A liberiana Ellen Johnson Sirleaf, de 72 anos, passou para a história ao converter-se, em 2005, na primeira mulher eleita como chefe de Estado no continente africano, em um país de quatro milhões de habitantes traumatizados por guerras civis que, de 1989 a 2003, deixaram 250.000 mortos, destruindo suas infraestruturas e sua economia.
“Desde sua posse em 2006, contribuiu para garantir a paz na Libéria, para promover o desenvolvimento econômico e social e reforçar o lugar das mulheres”, acrescentou Jagland.

Seu acesso ao poder foi possível pelo trabalho de Leymah Gbowee, assistente social de 39 anos “guerreira da paz”, fundadora do movimento pacífico que contribuiu, em particular com a convocação de uma “greve de sexo”, para terminar com a segunda guerra civil em 2003, assinalou o Comitê Nobel.
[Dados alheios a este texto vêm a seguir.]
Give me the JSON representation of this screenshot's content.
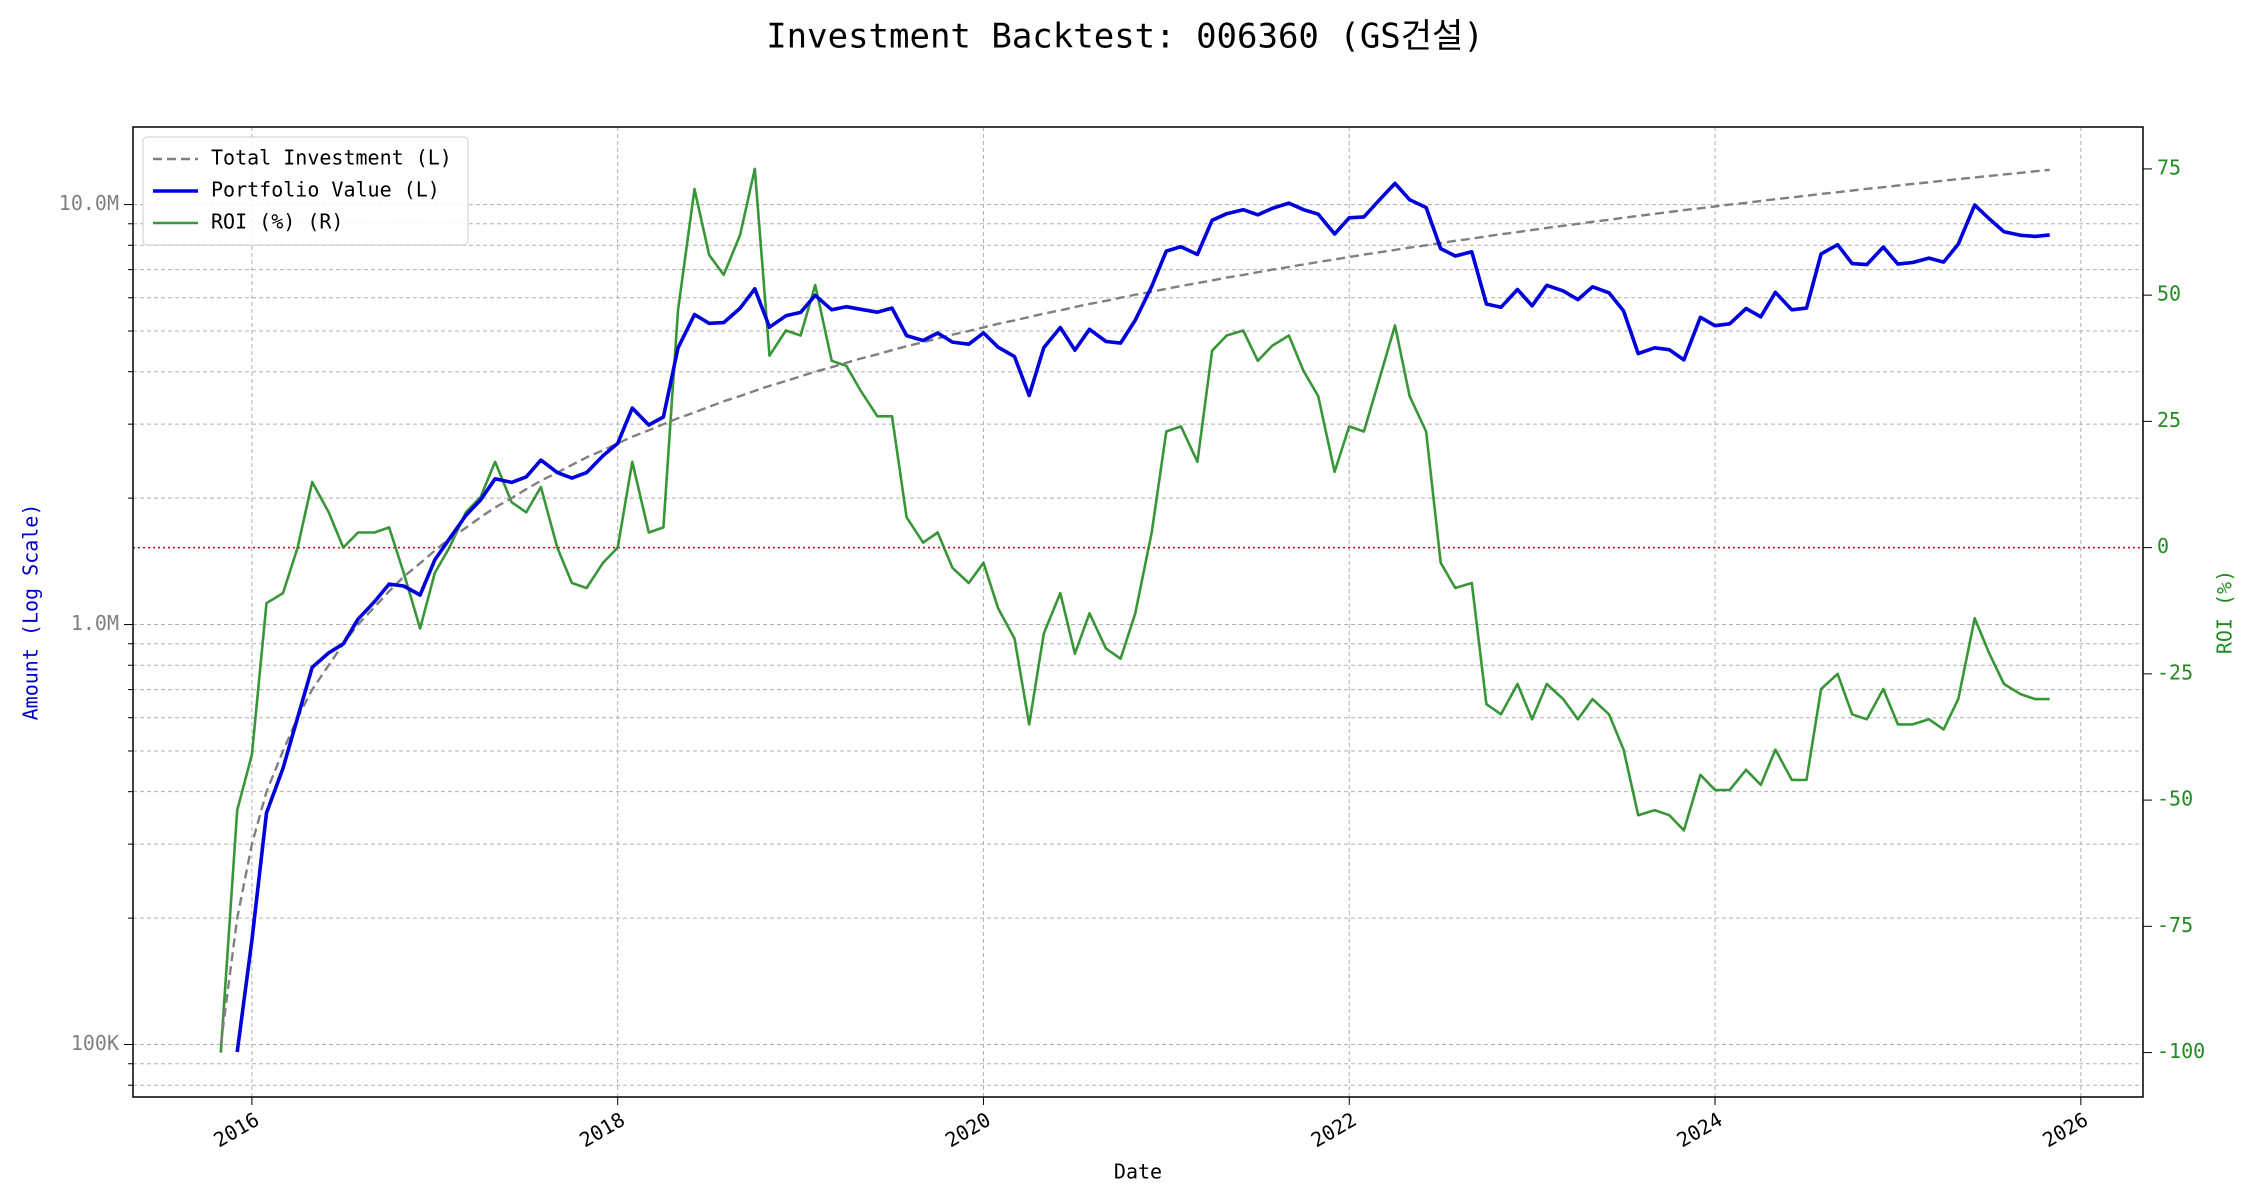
{
  "chart_data": {
    "type": "line",
    "title": "Investment Backtest: 006360 (GS건설)",
    "xlabel": "Date",
    "ylabel": "Amount (Log Scale)",
    "y2label": "ROI (%)",
    "yscale": "log",
    "grid": true,
    "legend": "upper left",
    "xlim": [
      2015.35,
      2026.34
    ],
    "xticks": [
      2016,
      2018,
      2020,
      2022,
      2024,
      2026
    ],
    "ylim": [
      75000,
      15300000
    ],
    "yticks": [
      {
        "value": 100000,
        "label": "100K"
      },
      {
        "value": 1000000,
        "label": "1.0M"
      },
      {
        "value": 10000000,
        "label": "10.0M"
      }
    ],
    "y2lim": [
      -108.8,
      83.3
    ],
    "y2ticks": [
      -100,
      -75,
      -50,
      -25,
      0,
      25,
      50,
      75
    ],
    "reference_line": {
      "value": 0,
      "axis": "y2",
      "color": "#cc0000"
    },
    "x": [
      2015.83,
      2015.92,
      2016.0,
      2016.08,
      2016.17,
      2016.25,
      2016.33,
      2016.42,
      2016.5,
      2016.58,
      2016.67,
      2016.75,
      2016.83,
      2016.92,
      2017.0,
      2017.08,
      2017.17,
      2017.25,
      2017.33,
      2017.42,
      2017.5,
      2017.58,
      2017.67,
      2017.75,
      2017.83,
      2017.92,
      2018.0,
      2018.08,
      2018.17,
      2018.25,
      2018.33,
      2018.42,
      2018.5,
      2018.58,
      2018.67,
      2018.75,
      2018.83,
      2018.92,
      2019.0,
      2019.08,
      2019.17,
      2019.25,
      2019.33,
      2019.42,
      2019.5,
      2019.58,
      2019.67,
      2019.75,
      2019.83,
      2019.92,
      2020.0,
      2020.08,
      2020.17,
      2020.25,
      2020.33,
      2020.42,
      2020.5,
      2020.58,
      2020.67,
      2020.75,
      2020.83,
      2020.92,
      2021.0,
      2021.08,
      2021.17,
      2021.25,
      2021.33,
      2021.42,
      2021.5,
      2021.58,
      2021.67,
      2021.75,
      2021.83,
      2021.92,
      2022.0,
      2022.08,
      2022.17,
      2022.25,
      2022.33,
      2022.42,
      2022.5,
      2022.58,
      2022.67,
      2022.75,
      2022.83,
      2022.92,
      2023.0,
      2023.08,
      2023.17,
      2023.25,
      2023.33,
      2023.42,
      2023.5,
      2023.58,
      2023.67,
      2023.75,
      2023.83,
      2023.92,
      2024.0,
      2024.08,
      2024.17,
      2024.25,
      2024.33,
      2024.42,
      2024.5,
      2024.58,
      2024.67,
      2024.75,
      2024.83,
      2024.92,
      2025.0,
      2025.08,
      2025.17,
      2025.25,
      2025.33,
      2025.42,
      2025.5,
      2025.58,
      2025.67,
      2025.75,
      2025.83
    ],
    "series": [
      {
        "name": "Total Investment (L)",
        "color": "#808080",
        "dash": "dashed",
        "axis": "y",
        "values": [
          100000,
          200000,
          300000,
          400000,
          500000,
          600000,
          700000,
          800000,
          900000,
          1000000,
          1100000,
          1200000,
          1300000,
          1400000,
          1500000,
          1600000,
          1700000,
          1800000,
          1900000,
          2000000,
          2100000,
          2200000,
          2300000,
          2400000,
          2500000,
          2600000,
          2700000,
          2800000,
          2900000,
          3000000,
          3100000,
          3200000,
          3300000,
          3400000,
          3500000,
          3600000,
          3700000,
          3800000,
          3900000,
          4000000,
          4100000,
          4200000,
          4300000,
          4400000,
          4500000,
          4600000,
          4700000,
          4800000,
          4900000,
          5000000,
          5100000,
          5200000,
          5300000,
          5400000,
          5500000,
          5600000,
          5700000,
          5800000,
          5900000,
          6000000,
          6100000,
          6200000,
          6300000,
          6400000,
          6500000,
          6600000,
          6700000,
          6800000,
          6900000,
          7000000,
          7100000,
          7200000,
          7300000,
          7400000,
          7500000,
          7600000,
          7700000,
          7800000,
          7900000,
          8000000,
          8100000,
          8200000,
          8300000,
          8400000,
          8500000,
          8600000,
          8700000,
          8800000,
          8900000,
          9000000,
          9100000,
          9200000,
          9300000,
          9400000,
          9500000,
          9600000,
          9700000,
          9800000,
          9900000,
          10000000,
          10100000,
          10200000,
          10300000,
          10400000,
          10500000,
          10600000,
          10700000,
          10800000,
          10900000,
          11000000,
          11100000,
          11200000,
          11300000,
          11400000,
          11500000,
          11600000,
          11700000,
          11800000,
          11900000,
          12000000,
          12100000
        ]
      },
      {
        "name": "Portfolio Value (L)",
        "color": "#0000dd",
        "axis": "y",
        "values": [
          null,
          96000,
          177000,
          356000,
          455000,
          600000,
          791000,
          856000,
          900000,
          1030000,
          1133000,
          1248000,
          1235000,
          1176000,
          1425000,
          1600000,
          1819000,
          1980000,
          2223000,
          2180000,
          2247000,
          2464000,
          2300000,
          2232000,
          2300000,
          2522000,
          2700000,
          3276000,
          2987000,
          3120000,
          4557000,
          5472000,
          5214000,
          5236000,
          5670000,
          6300000,
          5106000,
          5434000,
          5538000,
          6080000,
          5617000,
          5712000,
          5633000,
          5544000,
          5670000,
          4876000,
          4747000,
          4944000,
          4704000,
          4650000,
          4947000,
          4576000,
          4346000,
          3510000,
          4565000,
          5096000,
          4503000,
          5046000,
          4720000,
          4680000,
          5307000,
          6386000,
          7749000,
          7936000,
          7605000,
          9174000,
          9514000,
          9724000,
          9453000,
          9800000,
          10082000,
          9720000,
          9490000,
          8510000,
          9300000,
          9348000,
          10318000,
          11232000,
          10270000,
          9840000,
          7857000,
          7544000,
          7719000,
          5796000,
          5695000,
          6278000,
          5742000,
          6424000,
          6230000,
          5940000,
          6370000,
          6164000,
          5580000,
          4418000,
          4560000,
          4512000,
          4268000,
          5390000,
          5148000,
          5200000,
          5656000,
          5406000,
          6180000,
          5616000,
          5670000,
          7632000,
          8025000,
          7236000,
          7194000,
          7920000,
          7215000,
          7280000,
          7458000,
          7296000,
          8050000,
          9976000,
          9243000,
          8614000,
          8449000,
          8400000,
          8470000
        ]
      },
      {
        "name": "ROI (%) (R)",
        "color": "#228b22",
        "axis": "y2",
        "values": [
          -100,
          -52,
          -41,
          -11,
          -9,
          0,
          13,
          7,
          0,
          3,
          3,
          4,
          -5,
          -16,
          -5,
          0,
          7,
          10,
          17,
          9,
          7,
          12,
          0,
          -7,
          -8,
          -3,
          0,
          17,
          3,
          4,
          47,
          71,
          58,
          54,
          62,
          75,
          38,
          43,
          42,
          52,
          37,
          36,
          31,
          26,
          26,
          6,
          1,
          3,
          -4,
          -7,
          -3,
          -12,
          -18,
          -35,
          -17,
          -9,
          -21,
          -13,
          -20,
          -22,
          -13,
          3,
          23,
          24,
          17,
          39,
          42,
          43,
          37,
          40,
          42,
          35,
          30,
          15,
          24,
          23,
          34,
          44,
          30,
          23,
          -3,
          -8,
          -7,
          -31,
          -33,
          -27,
          -34,
          -27,
          -30,
          -34,
          -30,
          -33,
          -40,
          -53,
          -52,
          -53,
          -56,
          -45,
          -48,
          -48,
          -44,
          -47,
          -40,
          -46,
          -46,
          -28,
          -25,
          -33,
          -34,
          -28,
          -35,
          -35,
          -34,
          -36,
          -30,
          -14,
          -21,
          -27,
          -29,
          -30,
          -30
        ]
      }
    ]
  }
}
Lançada em 2002, essa iniciativa original levou as liberianas de todas as confissões religiosas a negar sexo aos homens até que cessassem os combates, o que obrigou Charles Taylor, ex-chefe de guerra convertido em presidente, a associá-las às negociações de paz.

“Leymah Gbowee mobilizou e organizou as mulheres além das linhas de divisão étnica e religiosa para pôr fim a uma longa guerra na Libéria e garantir a participação das mulheres nas eleições”, assinalou Jagland.

A terceira laureada, a iemenita Tawakkul Karman, jornalista de 27 anos “tanto antes como durante a Primavera Árabe, teve um papel preponderante na luta a favor dos direitos das mulheres, da democracia e da paz no Iêmen”, afirmou.

Karman, a primeira mulher árabe que recebe o Prêmio Nobel da Paz, numa primeira reação, declarou-se honrada e surpresa e dedicou seu prêmio à “Primavera Árabe”. “Trata-se de uma honra para todos os árabes, muçulmanos e mulheres. Eu dedico este prêmio a todos os ativistas da Primavera Árabe”, declarou ao canal de televisão árabe Al-Arabiya.